NVIDIA acquires SchedMD to bolster open‑source AI workload management
Slurm maintainer joins NVIDIA as company reiterates open‑source, vendor‑neutral commitment
NVIDIA has acquired SchedMD, the primary developer behind the open‑source Slurm workload manager for high‑performance computing and artificial intelligence.
The deal is aimed at strengthening the company’s open‑source software ecosystem and simplifying how researchers, enterprises and startups orchestrate large‑scale AI jobs, according to the company.
Slurm sits at the heart of many supercomputing and AI clusters, handling queuing, scheduling and resource allocation across thousands of CPUs and GPUs.
NVIDIA said it will continue to develop and distribute Slurm as open‑source, vendor‑neutral software, and that support will extend across diverse hardware and software environments.
Danny Auble, CEO of SchedMD, said in a blog post that the tie‑up validates Slurm’s critical role in demanding HPC and AI environments and affirmed that Slurm will remain open source.
NVIDIA noted it has collaborated with SchedMD for over a decade and will invest further so that Slurm continues to be the leading open‑source scheduler for HPC and AI.
How will the acquisition affect Slurm and its community
According to NVIDIA, SchedMD’s engineers will keep leading Slurm’s development and commercial support, and existing customers will continue to receive training and services.

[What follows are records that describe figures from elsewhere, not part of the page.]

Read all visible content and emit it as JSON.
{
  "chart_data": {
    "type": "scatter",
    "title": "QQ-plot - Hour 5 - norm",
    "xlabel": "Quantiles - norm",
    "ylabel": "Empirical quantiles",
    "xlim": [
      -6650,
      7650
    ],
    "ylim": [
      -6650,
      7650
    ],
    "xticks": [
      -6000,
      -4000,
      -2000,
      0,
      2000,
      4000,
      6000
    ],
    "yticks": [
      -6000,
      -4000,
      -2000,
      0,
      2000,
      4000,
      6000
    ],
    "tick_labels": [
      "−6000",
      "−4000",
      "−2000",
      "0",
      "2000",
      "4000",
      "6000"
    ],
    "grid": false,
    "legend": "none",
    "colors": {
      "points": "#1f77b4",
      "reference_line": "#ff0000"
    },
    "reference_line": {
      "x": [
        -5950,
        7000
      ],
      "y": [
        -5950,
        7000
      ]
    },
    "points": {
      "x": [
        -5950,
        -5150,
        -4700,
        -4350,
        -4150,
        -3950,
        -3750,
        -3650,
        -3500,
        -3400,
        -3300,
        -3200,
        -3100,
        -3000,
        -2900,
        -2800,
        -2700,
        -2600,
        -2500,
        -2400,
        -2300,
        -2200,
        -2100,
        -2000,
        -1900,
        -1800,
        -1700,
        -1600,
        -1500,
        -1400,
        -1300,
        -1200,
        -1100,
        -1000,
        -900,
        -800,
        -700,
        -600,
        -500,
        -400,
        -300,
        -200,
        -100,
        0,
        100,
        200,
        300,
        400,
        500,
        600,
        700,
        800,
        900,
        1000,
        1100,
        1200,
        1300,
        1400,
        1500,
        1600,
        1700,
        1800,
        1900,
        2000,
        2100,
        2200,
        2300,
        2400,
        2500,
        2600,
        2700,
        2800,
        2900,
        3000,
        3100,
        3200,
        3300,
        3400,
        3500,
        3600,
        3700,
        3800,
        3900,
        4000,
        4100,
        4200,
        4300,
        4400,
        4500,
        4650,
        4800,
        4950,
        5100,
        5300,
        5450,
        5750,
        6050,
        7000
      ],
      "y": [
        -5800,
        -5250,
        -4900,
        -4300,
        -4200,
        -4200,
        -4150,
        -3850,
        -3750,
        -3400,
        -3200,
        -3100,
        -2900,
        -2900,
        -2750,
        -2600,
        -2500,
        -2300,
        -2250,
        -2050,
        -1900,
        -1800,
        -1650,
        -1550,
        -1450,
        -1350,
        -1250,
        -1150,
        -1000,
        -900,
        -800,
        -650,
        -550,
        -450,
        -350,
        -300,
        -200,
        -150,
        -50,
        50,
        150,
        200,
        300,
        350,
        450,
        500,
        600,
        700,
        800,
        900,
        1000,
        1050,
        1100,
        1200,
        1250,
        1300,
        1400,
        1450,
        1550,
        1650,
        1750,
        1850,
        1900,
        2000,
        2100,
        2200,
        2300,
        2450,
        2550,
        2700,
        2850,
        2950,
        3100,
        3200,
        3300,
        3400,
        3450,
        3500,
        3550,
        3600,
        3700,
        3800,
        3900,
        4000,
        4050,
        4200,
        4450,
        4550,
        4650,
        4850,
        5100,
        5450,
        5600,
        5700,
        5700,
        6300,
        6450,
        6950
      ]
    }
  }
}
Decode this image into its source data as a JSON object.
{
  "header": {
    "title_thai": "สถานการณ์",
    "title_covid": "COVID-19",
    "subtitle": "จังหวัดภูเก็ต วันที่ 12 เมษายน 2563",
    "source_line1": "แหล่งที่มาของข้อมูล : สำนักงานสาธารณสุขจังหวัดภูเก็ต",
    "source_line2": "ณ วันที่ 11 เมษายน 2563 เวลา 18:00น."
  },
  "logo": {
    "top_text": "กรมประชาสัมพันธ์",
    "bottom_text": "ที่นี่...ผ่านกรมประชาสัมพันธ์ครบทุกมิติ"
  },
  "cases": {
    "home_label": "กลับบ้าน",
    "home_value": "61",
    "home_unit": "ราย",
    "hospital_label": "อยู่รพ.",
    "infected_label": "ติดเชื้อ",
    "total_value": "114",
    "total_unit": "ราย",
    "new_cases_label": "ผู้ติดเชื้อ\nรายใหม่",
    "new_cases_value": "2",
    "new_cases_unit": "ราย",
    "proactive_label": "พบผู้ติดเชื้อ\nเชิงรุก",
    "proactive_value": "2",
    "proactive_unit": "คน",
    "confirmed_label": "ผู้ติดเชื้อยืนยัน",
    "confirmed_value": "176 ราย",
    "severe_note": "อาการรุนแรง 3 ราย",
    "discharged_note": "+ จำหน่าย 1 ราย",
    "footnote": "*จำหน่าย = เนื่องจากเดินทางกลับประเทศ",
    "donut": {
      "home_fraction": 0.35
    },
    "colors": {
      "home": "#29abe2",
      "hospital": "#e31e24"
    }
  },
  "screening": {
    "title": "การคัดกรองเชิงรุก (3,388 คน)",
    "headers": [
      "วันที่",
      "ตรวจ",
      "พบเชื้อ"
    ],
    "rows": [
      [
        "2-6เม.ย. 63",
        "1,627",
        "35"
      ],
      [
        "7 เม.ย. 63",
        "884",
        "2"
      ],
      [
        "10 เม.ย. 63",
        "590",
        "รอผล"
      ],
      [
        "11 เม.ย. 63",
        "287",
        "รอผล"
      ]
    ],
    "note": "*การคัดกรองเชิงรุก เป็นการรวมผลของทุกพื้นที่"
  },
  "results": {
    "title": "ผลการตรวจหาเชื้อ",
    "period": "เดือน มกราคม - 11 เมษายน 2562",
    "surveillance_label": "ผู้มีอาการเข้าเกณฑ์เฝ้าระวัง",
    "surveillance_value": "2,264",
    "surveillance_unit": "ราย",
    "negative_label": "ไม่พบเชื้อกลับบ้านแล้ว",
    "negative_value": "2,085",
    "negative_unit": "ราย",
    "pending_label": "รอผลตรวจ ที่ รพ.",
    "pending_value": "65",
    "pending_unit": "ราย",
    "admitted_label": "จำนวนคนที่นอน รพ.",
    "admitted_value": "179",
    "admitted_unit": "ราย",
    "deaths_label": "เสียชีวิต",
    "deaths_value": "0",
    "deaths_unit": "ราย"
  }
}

The company indicated it will speed up SchedMD’s access to new systems so users of NVIDIA’s accelerated computing platform can optimise workloads across entire clusters, while maintaining support for heterogeneous environments so organisations can run mixed hardware with the latest Slurm innovations.
What changes for customers
- Open‑source continuity Slurm will continue to be developed and distributed as a vendor‑neutral project with community access.
- Broader support footprint: NVIDIA said SchedMD’s support, training and development services will carry on for hundreds of customers across cloud providers, manufacturers, AI companies and research labs.
- Faster time to features The company said closer integration will help Slurm users tap new capabilities sooner for scheduling, accounting and GPU‑aware job management across large clusters.
What is SchedMD and Slurm?
Slurm, short for Simple Linux Utility for Resource Management, is widely adopted across universities, national labs and hyperscale AI builders for its scalability, throughput and flexible policy controls.
SchedMD was founded in 2010 by Morris “Moe” Jette and Danny Auble to steward Slurm, which originally emerged from work at Lawrence Livermore National Laboratory.
The company, headquartered in Utah, provides commercial support and custom development around Slurm while the software itself remains free and open source.